Jika ribuan dirawat di rumah sakit dengan masalah pernapasan, jumlah yang sangat meningkat dari mesin pernapasan akan dibutuhkan, dan untuk mendapatkannya, negara harus langsung campur tangan dengan cara yang sama seperti campur tangan dalam kondisi perang ketika membutuhkan senjata. Ia juga harus bekerja sama dengan negara-negara lain. Seperti dalam kampanye militer, informasi harus dibagikan dan rencana dikoordinasikan sepenuhnya. Inilah maksud dengan “Komunisme” yang dibutuhkan saat ini. Pilihan yang kita hadapi adalah: barbarisme atau semacam komunisme yang diciptakan kembali.
Jika kehidupan pada akhirnya kembali seperti normal, itu tidak akan menjadi normal sama seperti yang kita alami sebelum wabah.
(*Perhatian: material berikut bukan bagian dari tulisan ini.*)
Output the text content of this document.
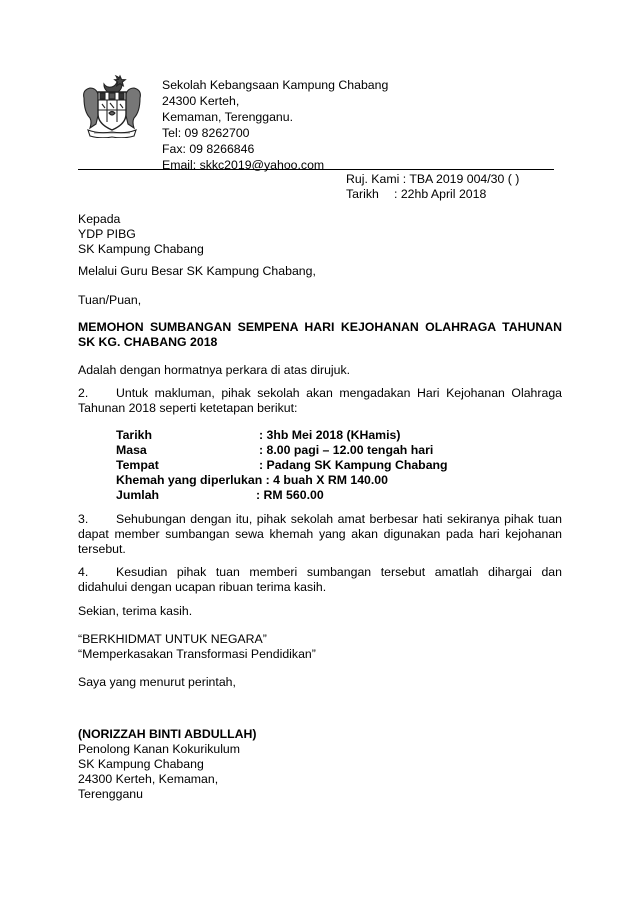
Sekolah Kebangsaan Kampung Chabang
24300 Kerteh,
Kemaman, Terengganu.
Tel: 09 8262700
Fax: 09 8266846
Email: skkc2019@yahoo.com
Ruj. Kami : TBA 2019 004/30 ( )
Tarikh : 22hb April 2018
Kepada
YDP PIBG
SK Kampung Chabang
Melalui Guru Besar SK Kampung Chabang,
Tuan/Puan,
MEMOHON SUMBANGAN SEMPENA HARI KEJOHANAN OLAHRAGA TAHUNAN SK KG. CHABANG 2018
Adalah dengan hormatnya perkara di atas dirujuk.
2. Untuk makluman, pihak sekolah akan mengadakan Hari Kejohanan Olahraga Tahunan 2018 seperti ketetapan berikut:
Tarikh	: 3hb Mei 2018 (KHamis)
Masa	: 8.00 pagi – 12.00 tengah hari
Tempat	: Padang SK Kampung Chabang
Khemah yang diperlukan : 4 buah X RM 140.00
Jumlah	: RM 560.00
3. Sehubungan dengan itu, pihak sekolah amat berbesar hati sekiranya pihak tuan dapat member sumbangan sewa khemah yang akan digunakan pada hari kejohanan tersebut.
4. Kesudian pihak tuan memberi sumbangan tersebut amatlah dihargai dan didahului dengan ucapan ribuan terima kasih.
Sekian, terima kasih.
“BERKHIDMAT UNTUK NEGARA”
“Memperkasakan Transformasi Pendidikan”
Saya yang menurut perintah,
(NORIZZAH BINTI ABDULLAH)
Penolong Kanan Kokurikulum
SK Kampung Chabang
24300 Kerteh, Kemaman,
Terengganu
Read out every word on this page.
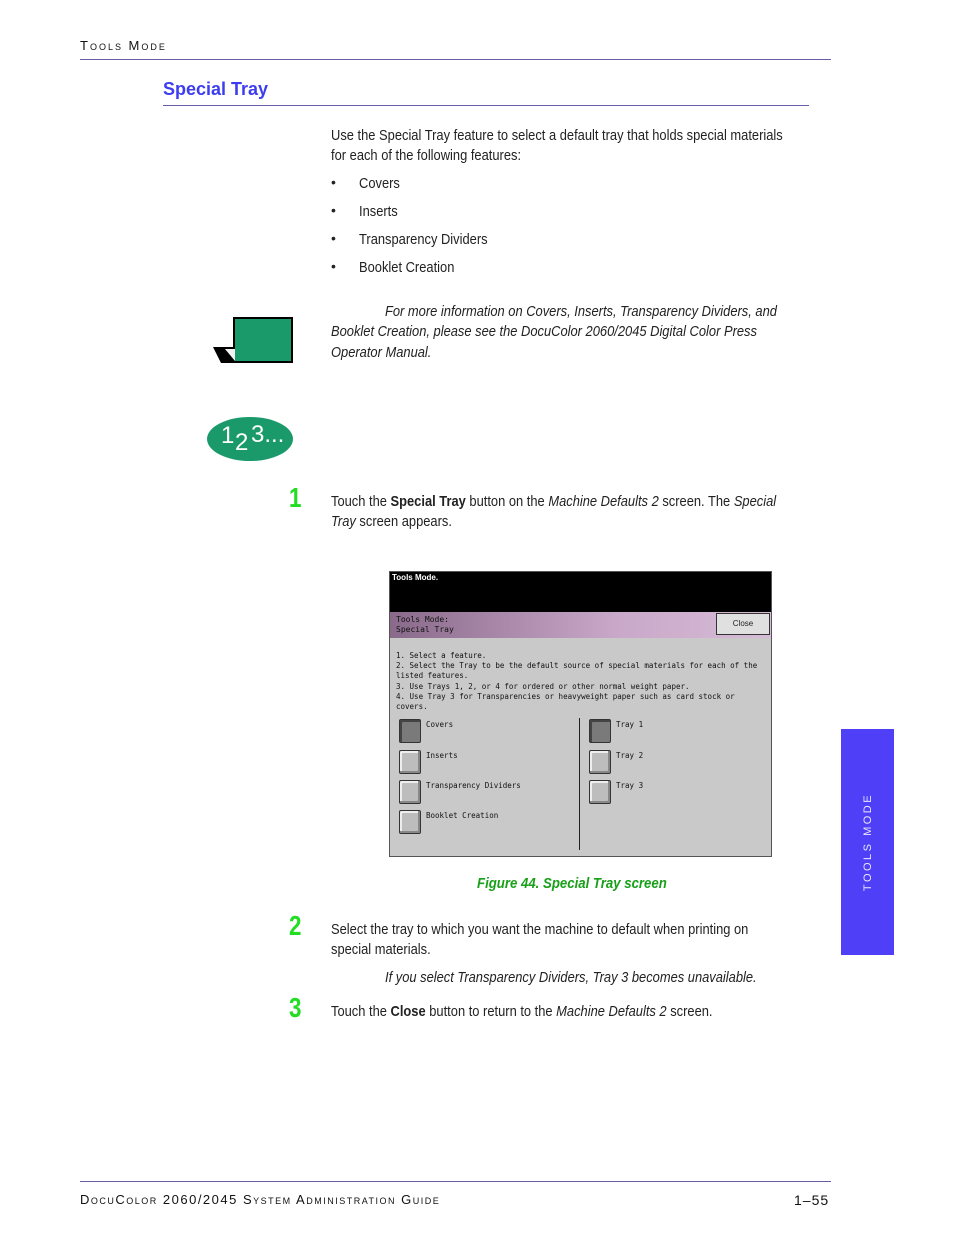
Tools Mode
Special Tray
Use the Special Tray feature to select a default tray that holds special materials
for each of the following features:
• Covers
• Inserts
• Transparency Dividers
• Booklet Creation
For more information on Covers, Inserts, Transparency Dividers, and
Booklet Creation, please see the DocuColor 2060/2045 Digital Color Press
Operator Manual.
1 2 3...
1 Touch the Special Tray button on the Machine Defaults 2 screen. The Special
Tray screen appears.
Tools Mode.
Tools Mode:
Special Tray
Close
1. Select a feature.
2. Select the Tray to be the default source of special materials for each of the
listed features.
3. Use Trays 1, 2, or 4 for ordered or other normal weight paper.
4. Use Tray 3 for Transparencies or heavyweight paper such as card stock or
covers.
Covers
Inserts
Transparency Dividers
Booklet Creation
Tray 1
Tray 2
Tray 3
Figure 44. Special Tray screen
2 Select the tray to which you want the machine to default when printing on
special materials.
If you select Transparency Dividers, Tray 3 becomes unavailable.
3 Touch the Close button to return to the Machine Defaults 2 screen.
TOOLS MODE
DocuColor 2060/2045 System Administration Guide	1–55
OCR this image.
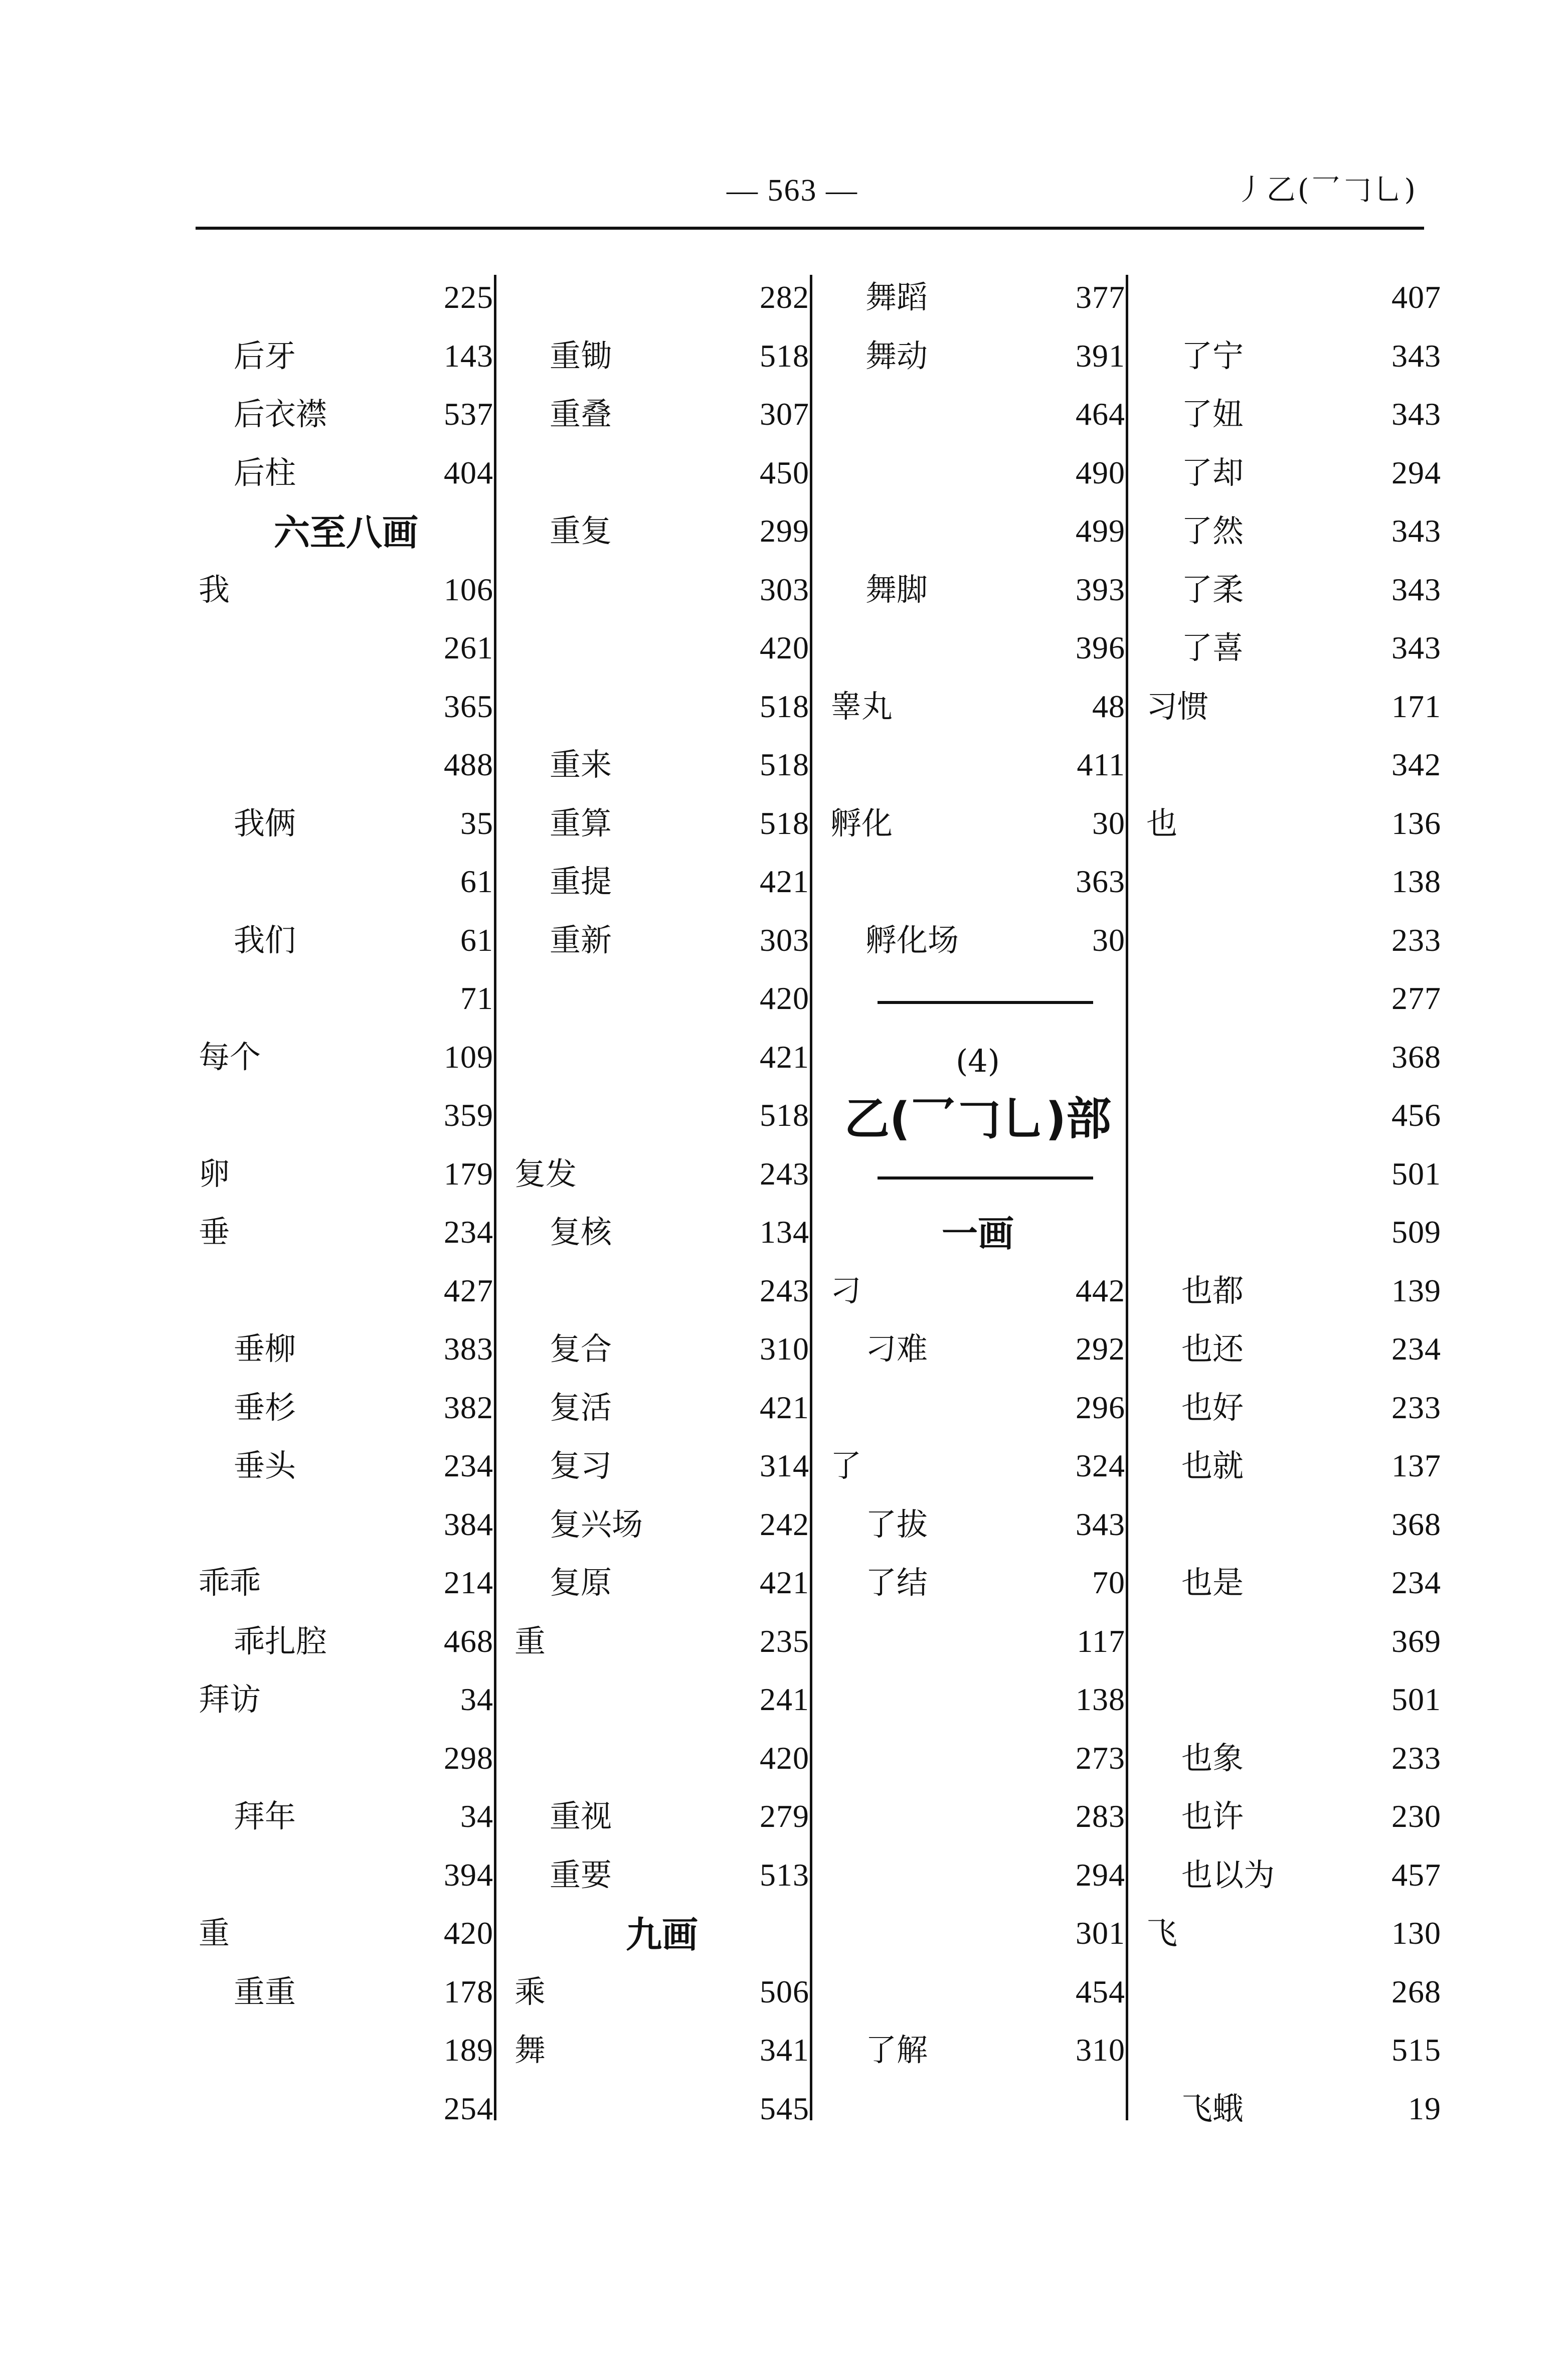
— 563 —	丿乙(乛𠃌乚)
225
后牙	143
后衣襟	537
后柱	404
六至八画
我	106
261
365
488
我俩	35
61
我们	61
71
每个	109
359
卵	179
垂	234
427
垂柳	383
垂杉	382
垂头	234
384
乖乖	214
乖扎腔	468
拜访	34
298
拜年	34
394
重	420
重重	178
189
254
282
重锄	518
重叠	307
450
重复	299
303
420
518
重来	518
重算	518
重提	421
重新	303
420
421
518
复发	243
复核	134
243
复合	310
复活	421
复习	314
复兴场	242
复原	421
重	235
241
420
重视	279
重要	513
九画
乘	506
舞	341
545
舞蹈	377
舞动	391
464
490
499
舞脚	393
396
睾丸	48
411
孵化	30
363
孵化场	30
(4)
乙(乛𠃌乚)部
一画
刁	442
刁难	292
296
了	324
了拔	343
了结	70
117
138
273
283
294
301
454
了解	310
407
了宁	343
了妞	343
了却	294
了然	343
了柔	343
了喜	343
习惯	171
342
也	136
138
233
277
368
456
501
509
也都	139
也还	234
也好	233
也就	137
368
也是	234
369
501
也象	233
也许	230
也以为	457
飞	130
268
515
飞蛾	19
Hal-hal yang biasa kita lakukan sebagai bagian dari kehidupan kita sehari-hari tidak akan lagi diterima begitu saja, kita harus belajar untuk menjalani kehidupan yang jauh lebih rapuh dengan ancaman yang terus-menerus. Kita harus mengubah seluruh pendirian kita terhadap kehidupan, pada keberadaan kita sebagai makhluk hidup di antara bentuk-bentuk kehidupan lainnya. Dengan kata lain, jika kita memahami “filsafat” sebagai nama orientasi dasar kita dalam hidup, kita harus mengalami revolusi filosofis sejati.
Kita terjebak dalam tiga krisis: medis (epidemi itu sendiri), ekonomi (yang akan menghantam keras apa pun akibat dari epidemi), dan psikologis. Koordinat dasar dari kehidupan sehari-hari jutaan orang tidak dapat dipisahkan, dan perubahan itu akan memengaruhi segalanya, mulai dari terbang, liburan, hingga kontak fisik sederhana. Tidak cukup hanya mengisolasi dan bertahan hidup. Agar hal ini mungkin, layanan dasar publik harus terus berfungsi: listrik dan air, makanan dan obat-obatan harus terus tersedia. Kami akan segera membutuhkan daftar mereka yang telah pulih dan, setidaknya untuk beberapa waktu, mereka kebal sehingga mereka dapat dimobilisasi untuk pekerjaan umum yang mendesak. Ini bukan visi Komunis utopis, ini adalah Komunisme yang dipaksakan oleh kebutuhan untuk bertahan hidup. Semua orang mengatakan hari ini bahwa kita harus mengubah sistem sosial dan ekonomi kita. Tetapi, seperti yang dicatat oleh Thomas Piketty dalam komentarnya baru-baru ini di Nouvel Observateur, yang terpenting adalah bagaimana kita mengubahnya, ke arah mana, tindakan apa yang diperlukan.
Bentuk Komunisme adalah akibat dari pandemi virus Corona. Kapitalisme akan kembali dalam bentuk yang lebih kuat, menggunakan epidemi sebagai pendorong bencana; kita semua diam-diam akan menerima kendali penuh atas hidup kita oleh aparatur negara. Kita harus mengikuti Immanuel Kant di sini yang menulis tentang hukum negara: “Taati, tetapi pikirkan, pertahankan kebebasan berpikir!” Hari ini kita membutuhkan lebih dari sebelumnya apa yang disebut Kant sebagai “penggunaan akal sehat untuk umum”. Jelas bahwa epidemi akan kembali, dikombinasikan dengan ancaman ekologis lainnya, dari kekeringan hingga belalang, sehingga keputusan sulit harus dibuat sekarang.
Bencana komunisme dianggap sebagai penangkal bencana kapitalisme. Negara tidak hanya harus mengambil peran yang jauh lebih aktif, mengatur produksi hal-hal yang sangat dibutuhkan seperti masker, alat tes dan respirator, mengasingkan hotel dan resor lainnya, menjamin kelangsungan hidup minimum semua pengangguran baru, dan sebagainya, melakukan semua ini dengan meninggalkan mekanisme pasar. Hanya melalui ancaman fana inilah kita dapat membayangkan kemanusiaan yang bersatu.